Lender: "That's your down payment! Simple as that. Now, how big a mortgage do you want?" ... a bit of fun reading from the chrnoicle and sf gate. http://www.sfgate.com/cgi-bin/article.cgi?f=/c/a/2007/08/21/DDI0RKNQA.DTL&ref=patrick.net

Anonymous said...

OK some days you really should be allowed to drink heavily before noon. After seeing this listing, I think today is one of those days.

enjoy
MLS #: 70089707

Joel Saunders said...

750k for 2500 sq ft in Woodland?!?!?!?!? hahahahaha. That's good comedy.

Mike said...

From what I've been monitoring in specific areas, (Areas I've lived in before), the prices levels are:

Gold River: Late 2004/Early 2005

Natomas: Late 2003/Early 2004

Elk Grove: Early/Mid 2003

Elk Grove has been going back on prices the most with Gold River not going down much. Unfortunately, Elk Grove is the least desirable area for me to live out of three locations so it does no good for me if the prices are plunging there.

SacramentoCrash said...

2002 price levels is what I have been saying all along.

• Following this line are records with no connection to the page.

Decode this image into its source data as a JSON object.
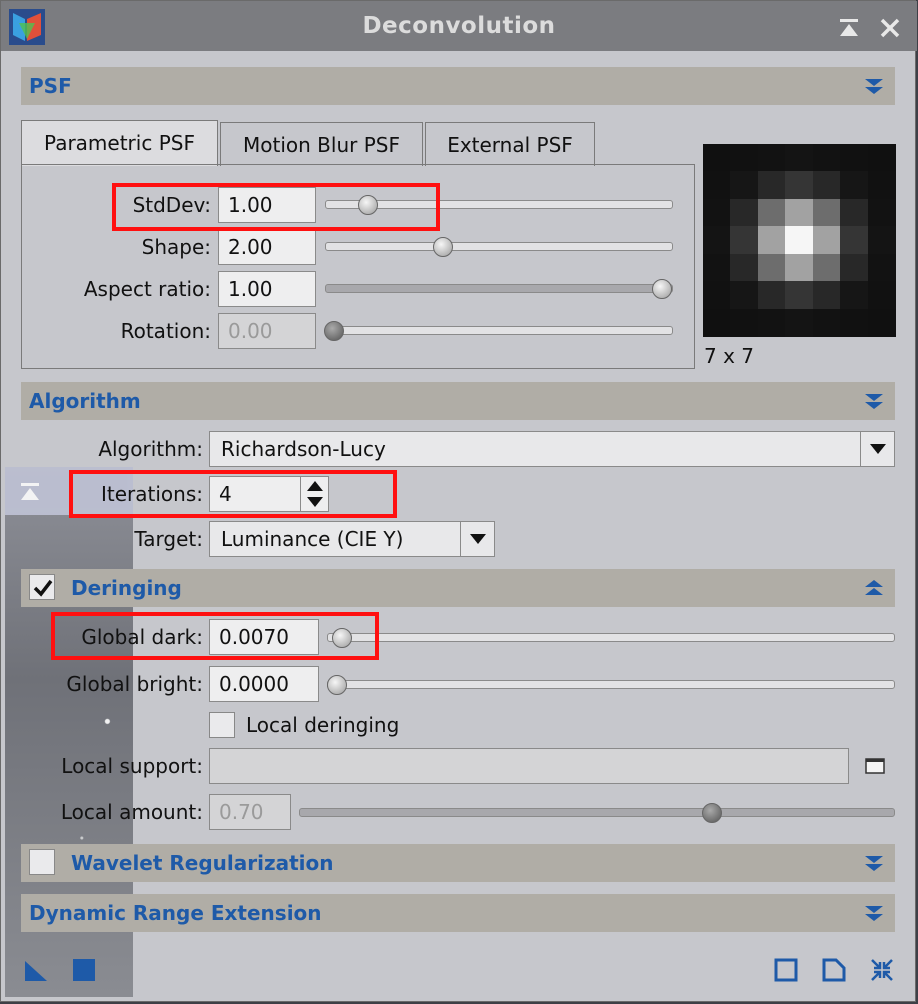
{
  "window": {
    "title": "Deconvolution"
  },
  "psf_section": {
    "title": "PSF",
    "tabs": [
      "Parametric PSF",
      "Motion Blur PSF",
      "External PSF"
    ],
    "active_tab": "Parametric PSF",
    "params": [
      {
        "label": "StdDev:",
        "value": "1.00",
        "slider_fraction": 0.12,
        "enabled": true
      },
      {
        "label": "Shape:",
        "value": "2.00",
        "slider_fraction": 0.34,
        "enabled": true
      },
      {
        "label": "Aspect ratio:",
        "value": "1.00",
        "slider_fraction": 1.0,
        "enabled": true
      },
      {
        "label": "Rotation:",
        "value": "0.00",
        "slider_fraction": 0.0,
        "enabled": false
      }
    ],
    "preview_size": "7 x 7"
  },
  "algorithm_section": {
    "title": "Algorithm",
    "algorithm_label": "Algorithm:",
    "algorithm_value": "Richardson-Lucy",
    "iterations_label": "Iterations:",
    "iterations_value": "4",
    "target_label": "Target:",
    "target_value": "Luminance (CIE Y)"
  },
  "deringing_section": {
    "title": "Deringing",
    "enabled": true,
    "global_dark_label": "Global dark:",
    "global_dark_value": "0.0070",
    "global_bright_label": "Global bright:",
    "global_bright_value": "0.0000",
    "local_deringing_label": "Local deringing",
    "local_deringing_checked": false,
    "local_support_label": "Local support:",
    "local_support_value": "",
    "local_amount_label": "Local amount:",
    "local_amount_value": "0.70",
    "local_amount_fraction": 0.7
  },
  "wavelet_section": {
    "title": "Wavelet Regularization",
    "enabled": false
  },
  "dre_section": {
    "title": "Dynamic Range Extension"
  },
  "colors": {
    "accent": "#1e5aa8",
    "highlight": "#ff1010",
    "header_bg": "#b0ada6",
    "panel_bg": "#c6c7cc"
  }
}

That was the year before mortgage madness and incompetent investors and buyers flooded the Sacramento market.

The mainstream media must be reading these blog comments.

Keith Gregory said...

I'd agree with the notion of going back- this whole thing really started to take off when Wall Street was able to essentially feed capital through MBS/CDO sales into real estate- the rise of subprime & alt a was the result- and it became a positive feedback loop- the more capital that came in, the more people needed to bid, the easier it became to borrow.